Making sure crypto stays insecure (Slides: PDF download: 338KB) by Daniel J Bernstein University of Illinois at Chicago & Technische Universiteit Eindhoven Crypto Talks, 18 October 2014
From the slides: Like happens here whenever anything besides AES is suggested. "Experts" come out of the woodwork.
Thankfully, the cat's out of the bag now, & for some time, so won't be going back now EVER ! The messages/info just needs to get through to more people. Every day more n more are finding out what HAS been happening, & is happening.
Of course, you could get into the mode where you also think that Bernstein has been subverted too(!) Actually, I think not, I think he's as mad at what's happened as most technologists I've met. Perhaps he's also trying to encourage the adoption of the crypto he's developed. Has anyone else thought about making cryptography more polymorphic in the same way as virus now are? The point being that, even if you wrap (and use) a standard set of cryptographic functions and obfuscate it somehow (in terms of non-standard headers or file format, a bit of trivial transformation etc), and even if this is weak or worthless, it will still take some time of a skilled cryptographer/programmer to unpack it, even if they can exploit the underlying standard. Point being, one of the improvements that can be made to the security of products is simply to make it so that bulk surveillance becomes more expensive, and one of the ways of ensuring that is to require personal/organisational (expensive and hopefully limited) time.
For files, containers, partitions, etc we already have ciphers that are stronger than AES. They've existed for many years and have never been broken, but users are pushed away from them for every conceivable reason. Too old, not as well tested, etc. That said, this isn't the encryption that most needs to be strengthened. What's really needed is a secure replacement for HTTPS that doesn't involve any form of certificate authority or central server. The difficult part IMO is devising a secure method of key exchange that is resistant to impersonation and MITM attacks.
Agree as far as encrypted communication is concerned, I thought that's what people like Steve Gibson were looking at with Authenticated Encryption and SQRL, no? Perhaps the scenario with OCB relates to the original post too!
I found the pdf a fun read - but nothing more. When I see parody being used to discuss such a serious topic (and mix the two without pointing out fact from parody) it blows all credibility.

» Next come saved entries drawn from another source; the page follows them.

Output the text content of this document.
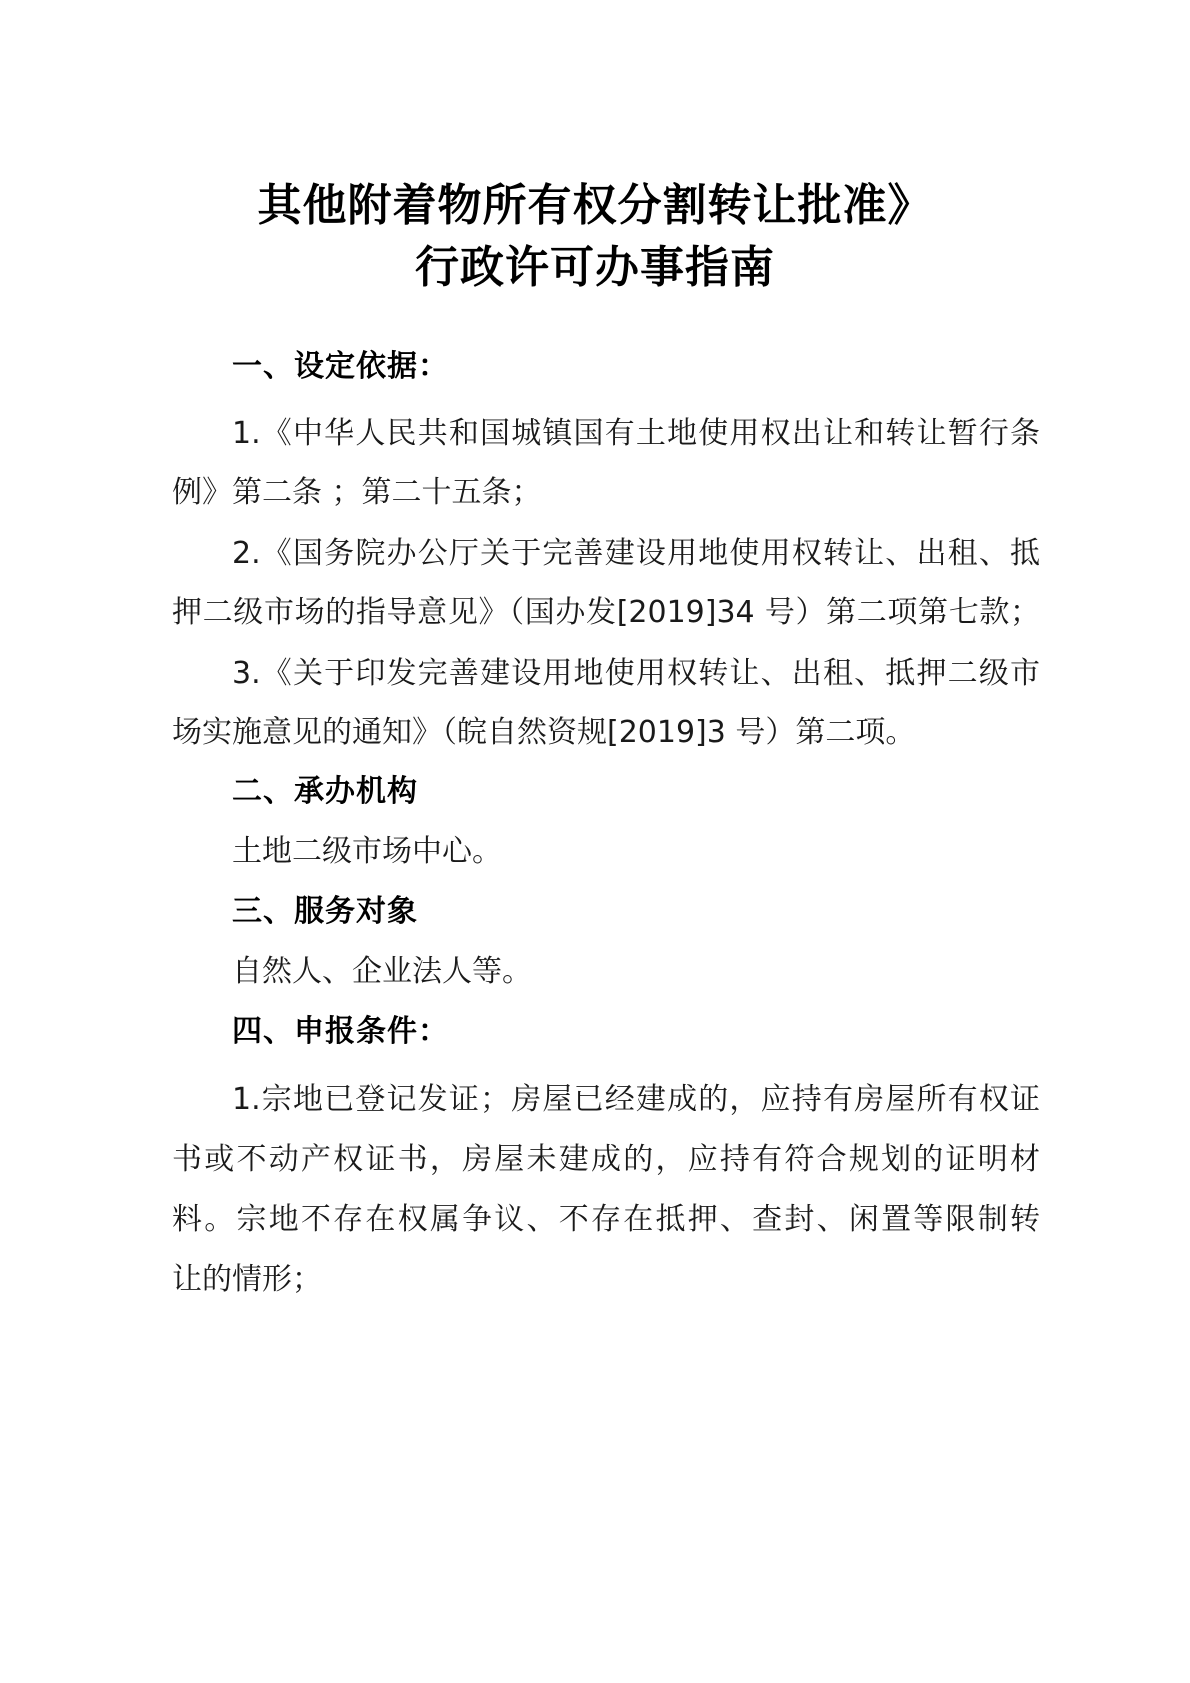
其他附着物所有权分割转让批准》
行政许可办事指南
一、设定依据：
1.《中华人民共和国城镇国有土地使用权出让和转让暂行条
例》第二条 ；第二十五条；
2.《国务院办公厅关于完善建设用地使用权转让、出租、抵
押二级市场的指导意见》（国办发[2019]34 号）第二项第七款；
3.《关于印发完善建设用地使用权转让、出租、抵押二级市
场实施意见的通知》（皖自然资规[2019]3 号）第二项。
二、承办机构
土地二级市场中心。
三、服务对象
自然人、企业法人等。
四、申报条件：
1.宗地已登记发证；房屋已经建成的，应持有房屋所有权证
书或不动产权证书，房屋未建成的，应持有符合规划的证明材
料。宗地不存在权属争议、不存在抵押、查封、闲置等限制转
让的情形；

Yes... I've harped on this issue several times in here. To sum up, I just don't trust anything new these days. What use is something that is "stronger" if it comes equipped with a backdoor and is the brainchild of members/former members of 3 letter agencies... or those in bed with them? The dual curve has already been proven to be flawed, yet you never hear anyone talk about it. The cat is out of the bag, but who is listening to it? Not enough people.